Ross Capon and Malcolm Kenton, National Association of Railroad Passengers , April 21, 2011
When concern about the size of the federal deficit is high, many people ask whether it is prudent to make what seem to be very large public investments in passenger trains. We think it is, and here’s why:
Current federal spending on intercity passenger trains represents less than 10 minutes’ worth of federal spending. Eliminating every non-security function of the federal government outside of entitlements and interest would have reduced the deficit by $666 billion last year, not even half the deficit.
Strengthening urban and intercity public transport helps avoid expenditures on highways and aviation and reduces the cost of social problems by making life easier for people who can’t or don’t want to drive. Doing so has the dual benefit of making for a healthier population through increased physical activity, and decreasing transportation’s impact on the air, water and land we all depend on.
High Speed and Intercity Passenger Rail grants are merit-based, while highway money is distributed on the basis of a formula that actually rewards inefficiency, that is, overdependence on cars.

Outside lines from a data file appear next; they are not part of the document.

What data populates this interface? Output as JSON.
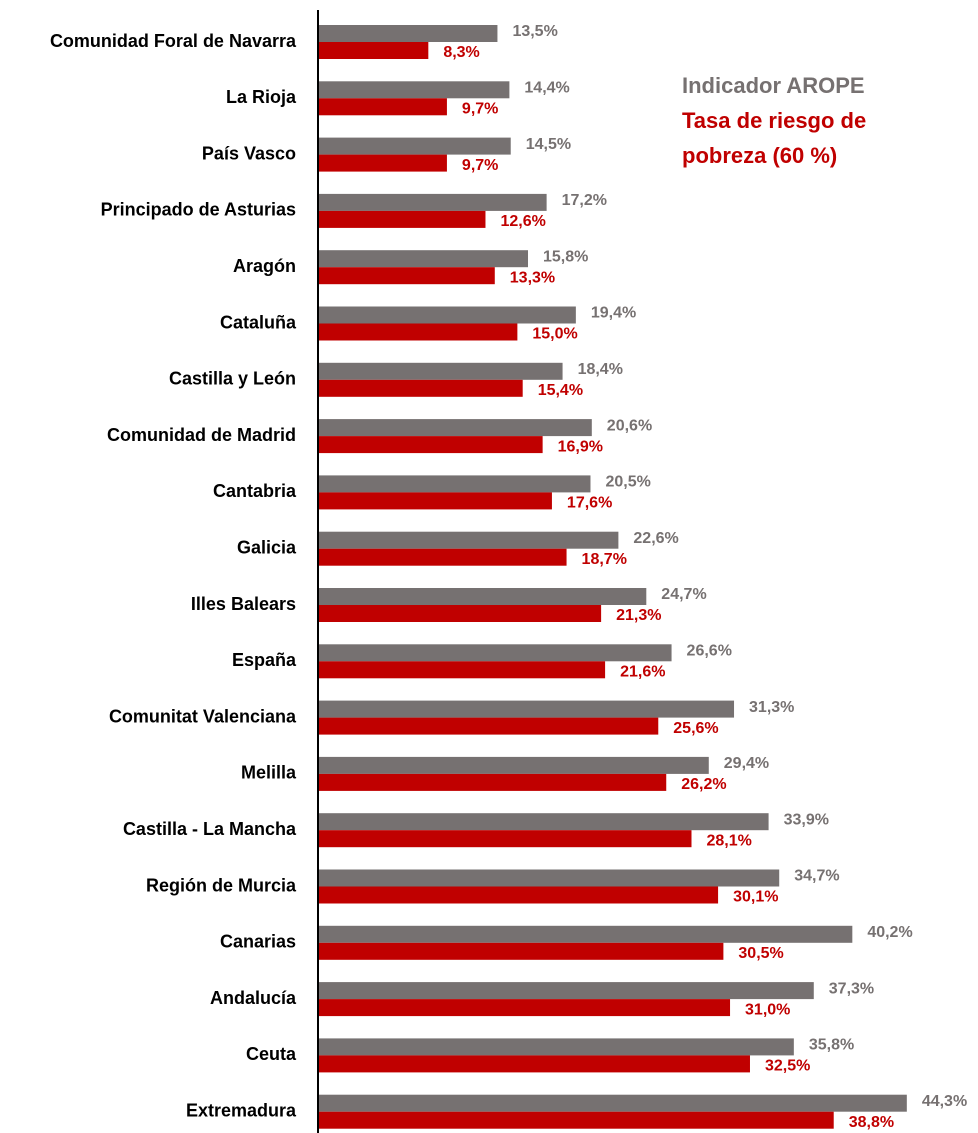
{
  "chart_data": {
    "type": "barh",
    "categories": [
      "Comunidad Foral de Navarra",
      "La Rioja",
      "País Vasco",
      "Principado de Asturias",
      "Aragón",
      "Cataluña",
      "Castilla y León",
      "Comunidad de Madrid",
      "Cantabria",
      "Galicia",
      "Illes Balears",
      "España",
      "Comunitat Valenciana",
      "Melilla",
      "Castilla - La Mancha",
      "Región de Murcia",
      "Canarias",
      "Andalucía",
      "Ceuta",
      "Extremadura"
    ],
    "series": [
      {
        "name": "Indicador AROPE",
        "color": "#767171",
        "values": [
          13.5,
          14.4,
          14.5,
          17.2,
          15.8,
          19.4,
          18.4,
          20.6,
          20.5,
          22.6,
          24.7,
          26.6,
          31.3,
          29.4,
          33.9,
          34.7,
          40.2,
          37.3,
          35.8,
          44.3
        ],
        "value_labels": [
          "13,5%",
          "14,4%",
          "14,5%",
          "17,2%",
          "15,8%",
          "19,4%",
          "18,4%",
          "20,6%",
          "20,5%",
          "22,6%",
          "24,7%",
          "26,6%",
          "31,3%",
          "29,4%",
          "33,9%",
          "34,7%",
          "40,2%",
          "37,3%",
          "35,8%",
          "44,3%"
        ]
      },
      {
        "name": "Tasa de riesgo de pobreza (60 %)",
        "color": "#c00000",
        "values": [
          8.3,
          9.7,
          9.7,
          12.6,
          13.3,
          15.0,
          15.4,
          16.9,
          17.6,
          18.7,
          21.3,
          21.6,
          25.6,
          26.2,
          28.1,
          30.1,
          30.5,
          31.0,
          32.5,
          38.8
        ],
        "value_labels": [
          "8,3%",
          "9,7%",
          "9,7%",
          "12,6%",
          "13,3%",
          "15,0%",
          "15,4%",
          "16,9%",
          "17,6%",
          "18,7%",
          "21,3%",
          "21,6%",
          "25,6%",
          "26,2%",
          "28,1%",
          "30,1%",
          "30,5%",
          "31,0%",
          "32,5%",
          "38,8%"
        ]
      }
    ],
    "xlim": [
      0,
      48
    ],
    "legend": "top-right"
  }
}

The more a state’s residents drive, the more they contribute to the federal Highway Trust Fund through their gas taxes, and thus the more the state can spend on highway construction and maintenance.
Expanding and improving the national passenger train network gives the nation a sounder fiscal position for the future by facilitating our society’s adaptation to three mounting challenges that will come to define the early 21st century: inexorable population growth, the inevitable continued rise in the price of petroleum (on which much of our present standard of living is founded), and the related threat from worsening climate change.
If we are left without a world-class railroad network, we will all be stuck with longer and costlier commutes, leisure trips will become unaffordable to all but the wealthiest, and the effects of climate change (decreased agricultural output, more frequent severe weather, etc.) will become more pronounced more quickly.
We can’t afford not to ramp up investments towards a bigger national network of fast, frequent, reliable, modern passenger trains.